The acting is superb. The best new crop of German actors, as well as Bruno Ganz portraying Der Führer himself, are excellent. Most of the elements that led to the coming of the Holocaust, the Third Reich, and its downfall are cleverly intertwined in this phenomenally staged docudrama. In several viewings, I could find virtually nothing to criticize, down to the china used in the bunker, or so-called Führerbunker, to the attitudes of the many Field Marshalls, who were in many ways as "apolitical" as General Tommy Franks, attitudes of resignation, as suicide as the last honorable gesture, of "doing the right thing."
Such films have to be seen in context. After 60 years of banishment of the swastika (Hakenkreuz in German) in Germany, we see the swastika in its full "glory" throughout the film, the beautiful and attractive uniforms originally designed by Hugo Boss (no kidding). In context, in 2004, Germans were suddenly faced with an extremely well-made film that shows Hitler as nearly human (hiding is Parkinsonian tremor of his left hand behind his back as he presents the Iron Cross, 2nd Class, to Hitler Youth defending Berlin after the declaration of "Clausewitz"--Berlin as a war front. While other officers plead for the evacuation of women and children, Hitler responds that the German people (das Volk) do not deserve to survive, because they have lost this war. National Socialism is revealed as the death culture it was. In other contexts, there are excellend books, articles, and documentaries revealing how willing the German Volk were to turn over all thought, conscience, morality, to the Führer, who encouraged them to do so. Unfortunately, the next 60 years would show that the attitudes of National Socialism did not die with him.
I could individually commend the performances of the many players and people behind the scenes. I have been to Berlin, and this IS Berlin, to any approximation I have seen in photos of the time, and I have been in the last remaining Air Raid shelter (bunker) for the populace and it is no different from this soundstage, save the furniture that was probably taken from Jews years before by the party, which ended up as furnishings in the many homes of the high command and Hitler.
After viewing the film, I do recommend that the viewer take in "Schindler's List" or "The Pianist" to complement it.
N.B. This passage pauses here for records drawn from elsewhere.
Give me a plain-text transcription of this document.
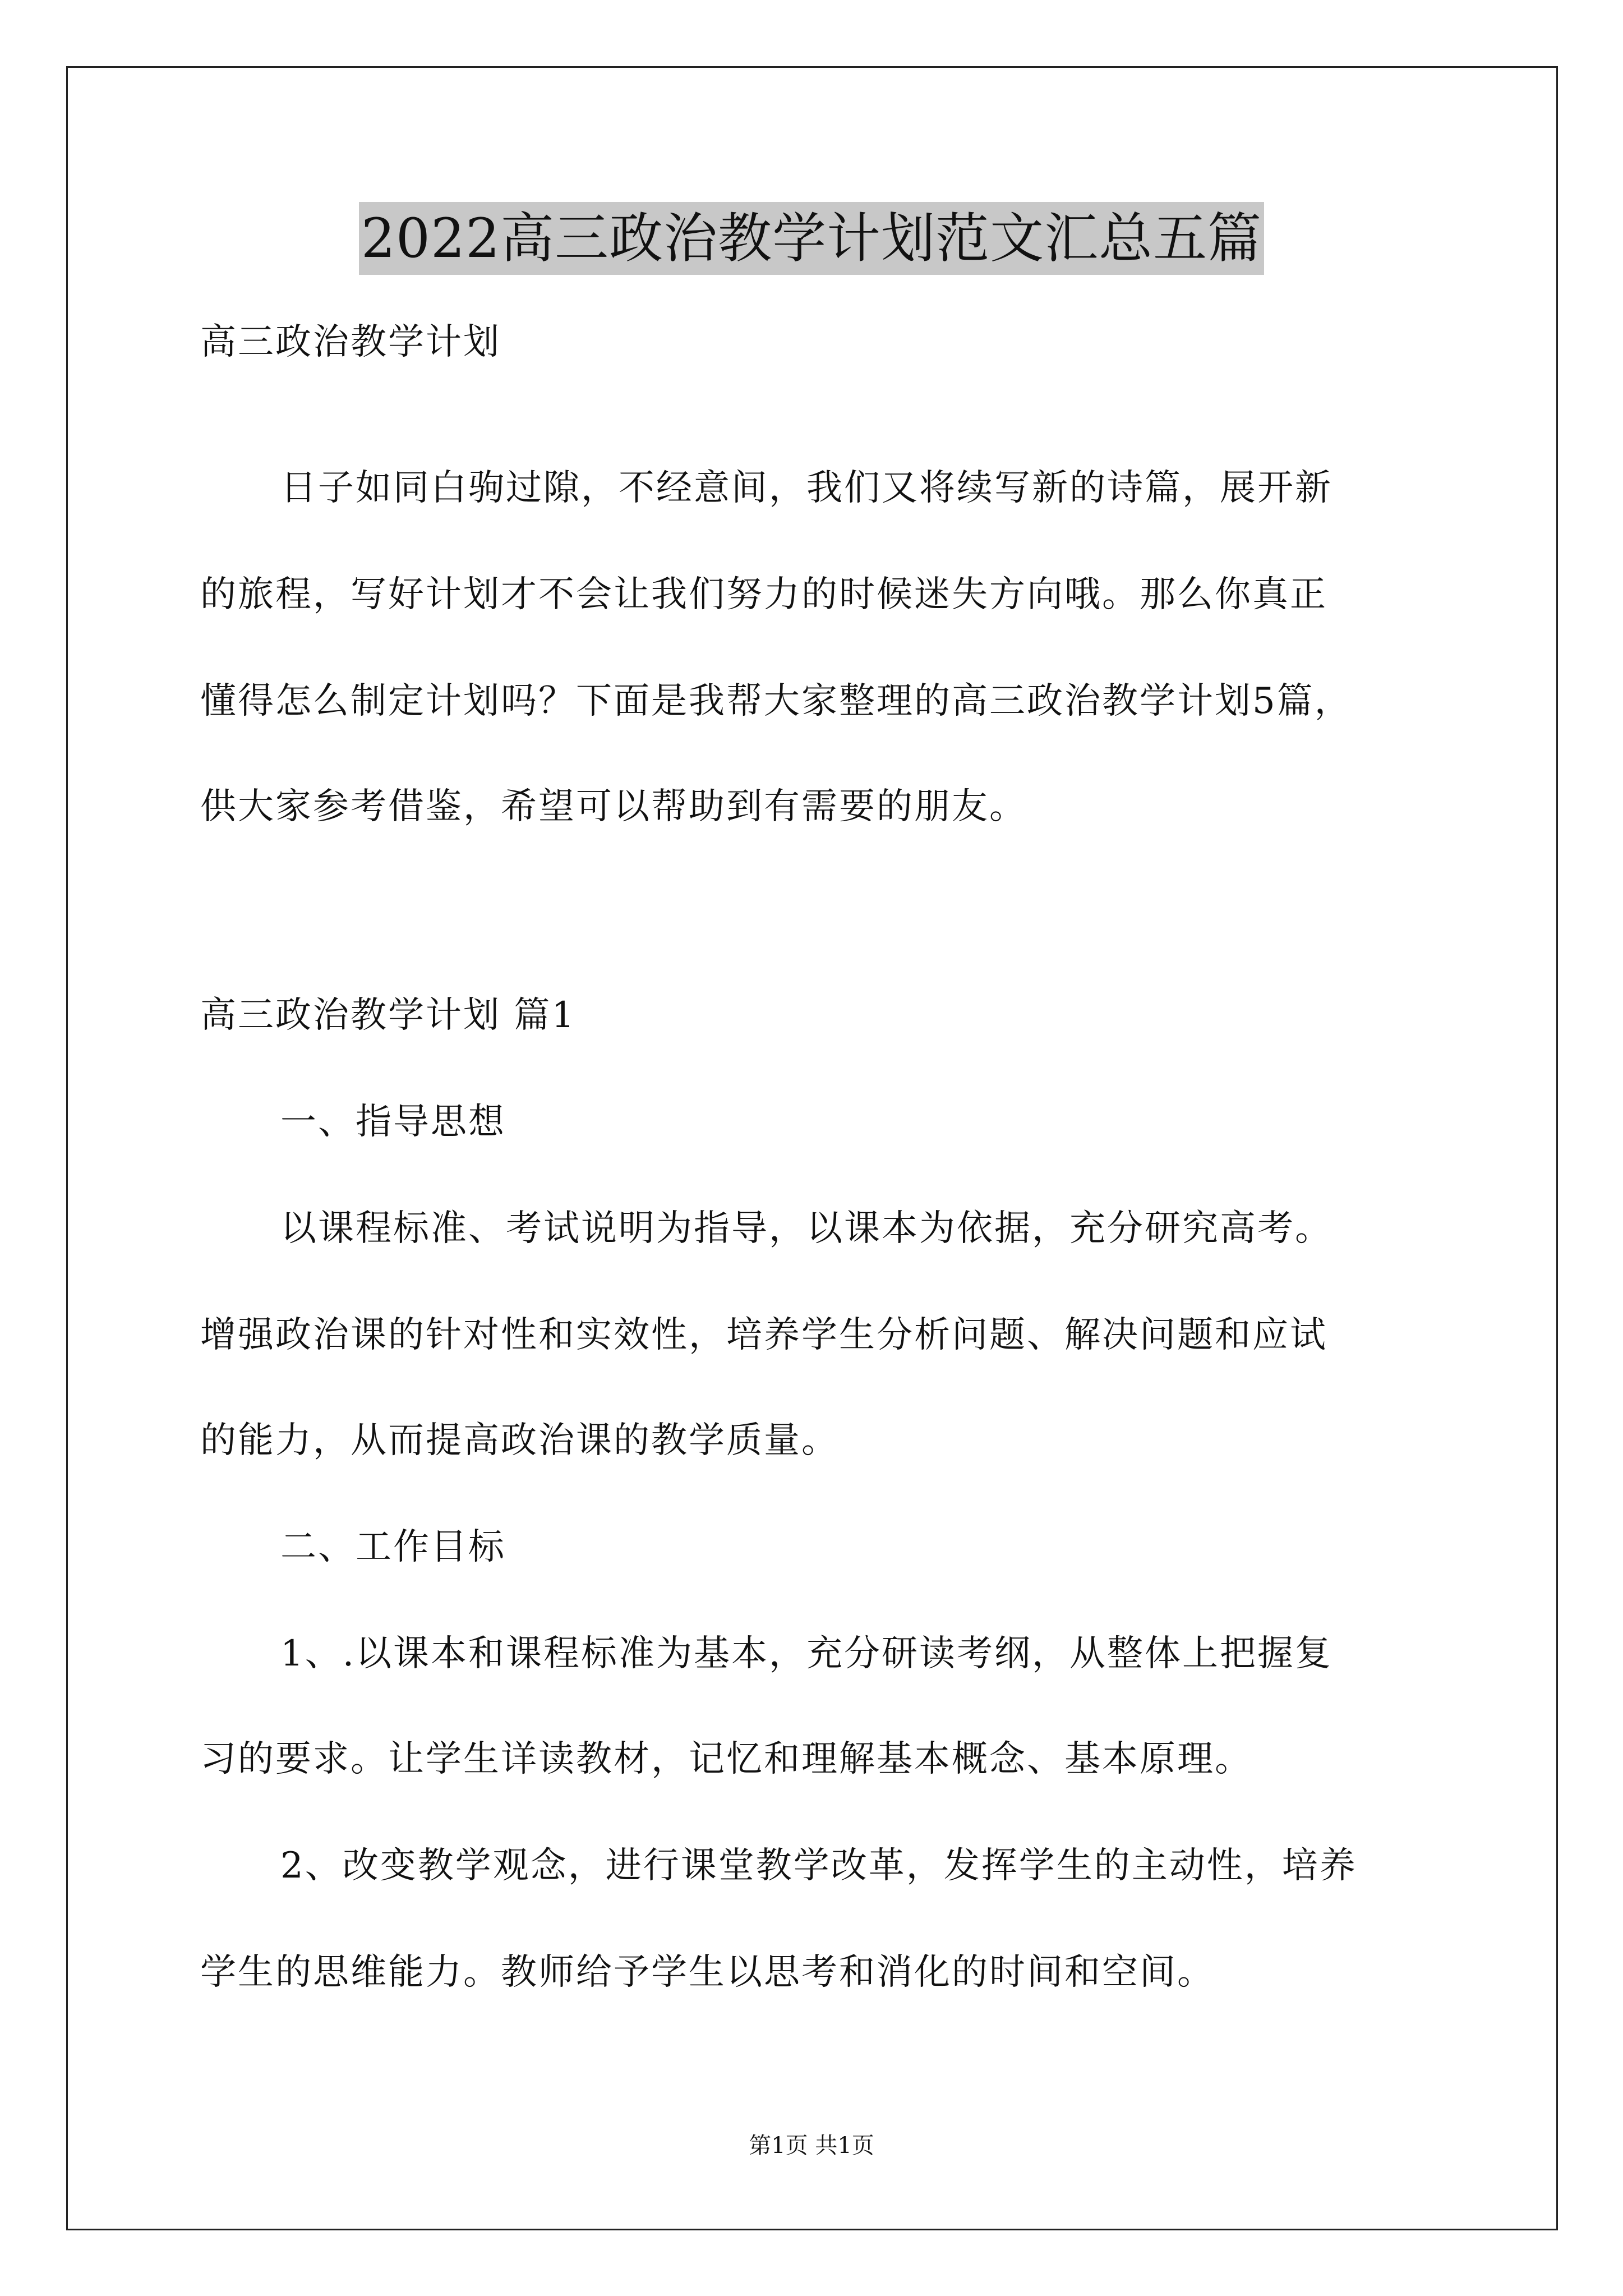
2022高三政治教学计划范文汇总五篇
高三政治教学计划
日子如同白驹过隙，不经意间，我们又将续写新的诗篇，展开新
的旅程，写好计划才不会让我们努力的时候迷失方向哦。那么你真正
懂得怎么制定计划吗？下面是我帮大家整理的高三政治教学计划5篇，
供大家参考借鉴，希望可以帮助到有需要的朋友。
高三政治教学计划 篇1
一、指导思想
以课程标准、考试说明为指导，以课本为依据，充分研究高考。
增强政治课的针对性和实效性，培养学生分析问题、解决问题和应试
的能力，从而提高政治课的教学质量。
二、工作目标
1、.以课本和课程标准为基本，充分研读考纲，从整体上把握复
习的要求。让学生详读教材，记忆和理解基本概念、基本原理。
2、改变教学观念，进行课堂教学改革，发挥学生的主动性，培养
学生的思维能力。教师给予学生以思考和消化的时间和空间。
第1页 共1页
As we are faced with worldwide conflagration against a non-uniformed enemy of Western culture and democracy, it is hard to think of World War Two as the last of the "civilized" wars, even though it was perhaps the last of uniformed armies facing one another (the Cold War, which never went hot, excluded).
This film does show, through the characters of Traudl Junge and her young friend, the Hitler Youth decorated by Hitler personally, as they walk through the Soviet line on their way back to Bavaria, that the policy of war as a solution to any international dispute is at best fragile. Perhaps that fragility is our best hope for peace.